Au Bazar du Bizarre (par joye)
Pendant deux ou trois ans avant de me marier avec une petite veuve charmante, je vendais des curiosités au Bazar du Bizarre. J’étais aimable avec tout le monde, certes, mais de temps en temps, il y avait des clients qui méritaient une réception spéciale. Gaston-Auguste Condé fut un tel client. Le jour où un autre client me le présenta, exigeant le secret de la richesse, je reconnus tout de suite quel service il fallait lui offrir.
Après qu’il paya, je lui priai de me suivre.
- Par là, monsieur, lui fis-je en indiquant qu’il passe par le rideau orné de perles.
Au fond de la petite pièce se trouvait ma vieille Gertrude, fidèle au juchoir.
- Bonjour ma belle, voici monsieur Condé, il cherche la richesse, peux-tu l’aider ?
Ma vieille ne nous déçut pas. Elle agita ses ailes et puis nous fit une petite aria digne d’un opéra africain. Son bec orange ouvert tout grand luisait dans l’obscurité.
- Béouk, gouah, gouah, gouah, béééé-OUK !
Quand elle termina son chant, je demandai au client de tendre la main, afin que Gertrude vienne lui révéler son secret.
- Ah non, monsieur, faudra que vous ôtiez d’abord vos gants ! ajoutai-je. Ma belle amie n’aime pas sentir du cuir sous ses talons.
Condé m’obéit de mauvaise grâce et Gertrude vola directement de sa perche à la paume cupide tendue vers elle.
Et puis rien.
Visiblement, Condé s’irritait, mais juste avant qu’il crie à l’escroc, Gertrude lui posa, au beau milieu de sa paume, une superbe fiente gluante. Puis elle retrouva sa perche et commença à murmurer doucement dans sa langue inconnue.
- Voilà, monsieur, la fortune vous a souri ! criai-je. C’est une merveilleuse réponse ! On y voit du gris ET du vert ! C'est exceptionnel ! Vous avez eu bien de la chance aujourd’hui, monsieur.
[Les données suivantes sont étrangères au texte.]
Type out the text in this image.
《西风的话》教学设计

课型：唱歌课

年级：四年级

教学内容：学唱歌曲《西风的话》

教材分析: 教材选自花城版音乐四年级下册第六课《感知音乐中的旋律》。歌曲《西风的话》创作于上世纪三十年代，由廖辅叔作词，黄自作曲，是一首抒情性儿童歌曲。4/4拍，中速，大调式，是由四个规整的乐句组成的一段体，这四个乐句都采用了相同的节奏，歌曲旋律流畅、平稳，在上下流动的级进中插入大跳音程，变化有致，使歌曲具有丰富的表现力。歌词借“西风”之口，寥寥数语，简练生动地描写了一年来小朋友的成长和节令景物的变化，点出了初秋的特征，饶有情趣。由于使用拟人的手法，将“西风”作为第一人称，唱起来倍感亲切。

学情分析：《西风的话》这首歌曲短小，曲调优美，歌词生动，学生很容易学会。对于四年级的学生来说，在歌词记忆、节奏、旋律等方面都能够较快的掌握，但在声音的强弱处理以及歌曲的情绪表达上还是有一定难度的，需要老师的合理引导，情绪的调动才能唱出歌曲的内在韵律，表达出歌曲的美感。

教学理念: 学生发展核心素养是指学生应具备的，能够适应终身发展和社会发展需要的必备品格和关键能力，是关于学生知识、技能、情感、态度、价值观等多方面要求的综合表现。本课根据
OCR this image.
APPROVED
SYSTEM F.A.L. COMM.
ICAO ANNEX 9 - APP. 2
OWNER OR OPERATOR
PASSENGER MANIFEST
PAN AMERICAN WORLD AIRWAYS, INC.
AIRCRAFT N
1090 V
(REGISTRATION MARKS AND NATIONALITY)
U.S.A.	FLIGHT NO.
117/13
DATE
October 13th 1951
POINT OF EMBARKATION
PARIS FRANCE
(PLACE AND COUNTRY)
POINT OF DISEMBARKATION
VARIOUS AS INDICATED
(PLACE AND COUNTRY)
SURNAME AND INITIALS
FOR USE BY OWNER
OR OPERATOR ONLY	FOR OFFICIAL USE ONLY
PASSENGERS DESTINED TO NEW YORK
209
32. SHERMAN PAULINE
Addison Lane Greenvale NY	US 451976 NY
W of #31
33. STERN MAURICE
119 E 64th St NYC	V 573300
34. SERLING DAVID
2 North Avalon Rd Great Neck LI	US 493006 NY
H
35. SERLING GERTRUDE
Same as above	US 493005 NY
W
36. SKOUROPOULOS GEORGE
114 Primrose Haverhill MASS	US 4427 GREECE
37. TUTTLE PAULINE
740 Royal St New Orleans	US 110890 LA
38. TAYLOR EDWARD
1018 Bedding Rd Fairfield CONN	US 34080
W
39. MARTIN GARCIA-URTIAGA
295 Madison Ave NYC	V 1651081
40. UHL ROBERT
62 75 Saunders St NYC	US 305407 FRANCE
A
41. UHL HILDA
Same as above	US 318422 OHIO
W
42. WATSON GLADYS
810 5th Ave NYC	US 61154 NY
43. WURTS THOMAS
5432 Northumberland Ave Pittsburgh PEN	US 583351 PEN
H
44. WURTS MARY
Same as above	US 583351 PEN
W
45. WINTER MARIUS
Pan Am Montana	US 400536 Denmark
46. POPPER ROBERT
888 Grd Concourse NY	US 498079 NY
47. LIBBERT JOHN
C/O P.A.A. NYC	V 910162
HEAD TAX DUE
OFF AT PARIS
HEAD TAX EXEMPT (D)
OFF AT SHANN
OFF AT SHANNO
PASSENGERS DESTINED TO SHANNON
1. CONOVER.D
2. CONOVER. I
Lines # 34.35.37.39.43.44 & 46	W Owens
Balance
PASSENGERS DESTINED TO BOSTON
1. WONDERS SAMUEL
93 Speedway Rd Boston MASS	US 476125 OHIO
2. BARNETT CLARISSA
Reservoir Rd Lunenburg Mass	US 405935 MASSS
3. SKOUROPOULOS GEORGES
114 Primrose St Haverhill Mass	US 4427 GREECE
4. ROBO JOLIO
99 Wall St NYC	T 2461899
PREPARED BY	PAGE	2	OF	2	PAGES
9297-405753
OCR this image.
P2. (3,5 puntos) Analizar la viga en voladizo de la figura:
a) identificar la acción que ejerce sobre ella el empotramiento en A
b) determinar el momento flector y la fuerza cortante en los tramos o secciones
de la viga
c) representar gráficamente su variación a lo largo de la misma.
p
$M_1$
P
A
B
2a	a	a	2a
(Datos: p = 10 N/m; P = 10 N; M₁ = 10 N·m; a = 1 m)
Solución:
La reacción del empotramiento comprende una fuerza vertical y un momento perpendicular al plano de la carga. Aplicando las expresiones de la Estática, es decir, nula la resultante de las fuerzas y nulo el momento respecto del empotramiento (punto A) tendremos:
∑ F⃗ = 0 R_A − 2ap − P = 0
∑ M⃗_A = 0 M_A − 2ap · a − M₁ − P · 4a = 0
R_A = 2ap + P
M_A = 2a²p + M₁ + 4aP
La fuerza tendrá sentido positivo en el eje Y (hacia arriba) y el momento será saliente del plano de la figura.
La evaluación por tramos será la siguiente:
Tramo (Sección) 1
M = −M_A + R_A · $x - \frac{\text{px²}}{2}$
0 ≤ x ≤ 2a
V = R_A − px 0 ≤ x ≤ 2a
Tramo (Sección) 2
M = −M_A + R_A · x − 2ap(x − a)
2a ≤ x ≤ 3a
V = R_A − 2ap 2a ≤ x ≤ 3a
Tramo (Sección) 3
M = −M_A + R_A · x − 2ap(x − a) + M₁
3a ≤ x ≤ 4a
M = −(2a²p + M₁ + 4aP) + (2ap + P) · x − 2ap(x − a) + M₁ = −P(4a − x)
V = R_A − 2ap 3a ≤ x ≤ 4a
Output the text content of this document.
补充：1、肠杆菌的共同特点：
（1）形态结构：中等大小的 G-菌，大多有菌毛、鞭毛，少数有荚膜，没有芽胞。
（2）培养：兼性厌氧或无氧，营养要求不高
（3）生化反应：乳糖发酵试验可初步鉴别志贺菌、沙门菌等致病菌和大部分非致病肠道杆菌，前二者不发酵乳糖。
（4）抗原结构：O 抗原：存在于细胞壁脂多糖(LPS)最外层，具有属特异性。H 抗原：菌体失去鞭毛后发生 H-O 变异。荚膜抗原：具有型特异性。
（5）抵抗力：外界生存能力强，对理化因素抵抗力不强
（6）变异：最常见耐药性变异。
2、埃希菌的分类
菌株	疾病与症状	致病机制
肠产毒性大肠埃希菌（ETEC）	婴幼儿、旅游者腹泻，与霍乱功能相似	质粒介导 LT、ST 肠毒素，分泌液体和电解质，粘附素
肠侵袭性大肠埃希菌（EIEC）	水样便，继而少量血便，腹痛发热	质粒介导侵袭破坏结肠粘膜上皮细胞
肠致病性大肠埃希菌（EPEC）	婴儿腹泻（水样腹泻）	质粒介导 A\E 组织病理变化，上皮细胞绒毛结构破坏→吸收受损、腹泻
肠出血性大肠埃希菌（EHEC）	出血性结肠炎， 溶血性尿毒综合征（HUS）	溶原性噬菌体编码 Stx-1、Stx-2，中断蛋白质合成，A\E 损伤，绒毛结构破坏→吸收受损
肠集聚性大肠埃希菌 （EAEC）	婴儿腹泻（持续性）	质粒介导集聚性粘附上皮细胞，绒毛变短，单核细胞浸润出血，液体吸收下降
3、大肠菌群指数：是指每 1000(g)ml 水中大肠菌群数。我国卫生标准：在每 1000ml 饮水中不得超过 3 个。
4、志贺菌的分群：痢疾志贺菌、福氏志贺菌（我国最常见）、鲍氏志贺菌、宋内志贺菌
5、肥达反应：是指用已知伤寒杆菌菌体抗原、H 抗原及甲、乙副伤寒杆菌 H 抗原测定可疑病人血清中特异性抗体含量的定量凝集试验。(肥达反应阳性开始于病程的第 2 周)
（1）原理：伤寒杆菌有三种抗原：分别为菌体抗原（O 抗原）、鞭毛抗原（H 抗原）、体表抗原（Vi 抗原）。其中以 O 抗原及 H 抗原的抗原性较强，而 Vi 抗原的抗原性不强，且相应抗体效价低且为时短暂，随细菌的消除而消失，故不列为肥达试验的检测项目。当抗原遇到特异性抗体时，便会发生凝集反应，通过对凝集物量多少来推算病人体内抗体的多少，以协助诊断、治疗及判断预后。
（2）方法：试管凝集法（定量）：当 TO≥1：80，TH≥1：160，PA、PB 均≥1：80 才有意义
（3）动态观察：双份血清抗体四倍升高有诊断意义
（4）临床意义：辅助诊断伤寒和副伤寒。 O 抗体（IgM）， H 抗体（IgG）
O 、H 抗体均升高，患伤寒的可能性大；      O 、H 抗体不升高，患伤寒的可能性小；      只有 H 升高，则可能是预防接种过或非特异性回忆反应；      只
J'avoue que ce même rite datait du premier client recevant le service. Or, le tout premier dupé se rendit tout de suite compte qu’il pouvait, à son tour, duper quelqu’un d’autre. Condé ne faisait pas exception. En fait, son sourire étrange devint de plus en plus grand. Je savais alors qu’il serait bientôt de retour traînant une autre « victime » aveuglée par l’avidité humaine.
Le lendemain, sans faille, Condé se présenta devant la porte quelques minutes avant l’ouverture. Je vis tout de suite qu’une dame l’accompagnait. Bizarre. En principe, on arrivait avec un copain ou un collègue. Elle avait l’air d’une femme détrompée, et le regard dans ses yeux raconta toute une longue vie d’abus émotionnel. Encore une humiliation, quelle différence ? me disaient ses yeux fades.
Par pitié, j’ouvris avant l’heure, et les reçus aussi élégamment que possible. Condé paya et poussa sa femme – qu’il avait sèchement présentée comme « Yolande » sans s’inquieter d’honorifique - vers le rideau perlé.
Gertrude ne nous déçut pas. Son aria était magnifique, sa plus belle, sans doute aucun. Même madame Yolande remarqua la beauté de ce chant et nous vîmes, Gertrude et moi, l’étincelle d’une larme sur sa joue. Condé, lui, ne remarqua rien de la sorte, s’impatienta, et se mit à tirer la main nue de sa femme vers l’oiseau.
Alors, Gertrude abrégea et s’envola vers la dame, se posant délicatement sur cette main cruellement usée au service d’un abruti.
Quand Gertrude retrouva sa perche quelques minutes plus tard, il se trouva, miraculeusement, dans la main de ma pauvre Yolande, un grand œuf resplendissant, tout en or. La fortune, la vraie, lui avait enfin souri.
Je dis cela en toute connaissance de cause, messieurs-dames, parce que par terre se trouvait aussi la dépouille ignoble de Gaston-Auguste Condé, foudroyé par un choc inexpliquable ce matin-là au Bazar du Bizarre.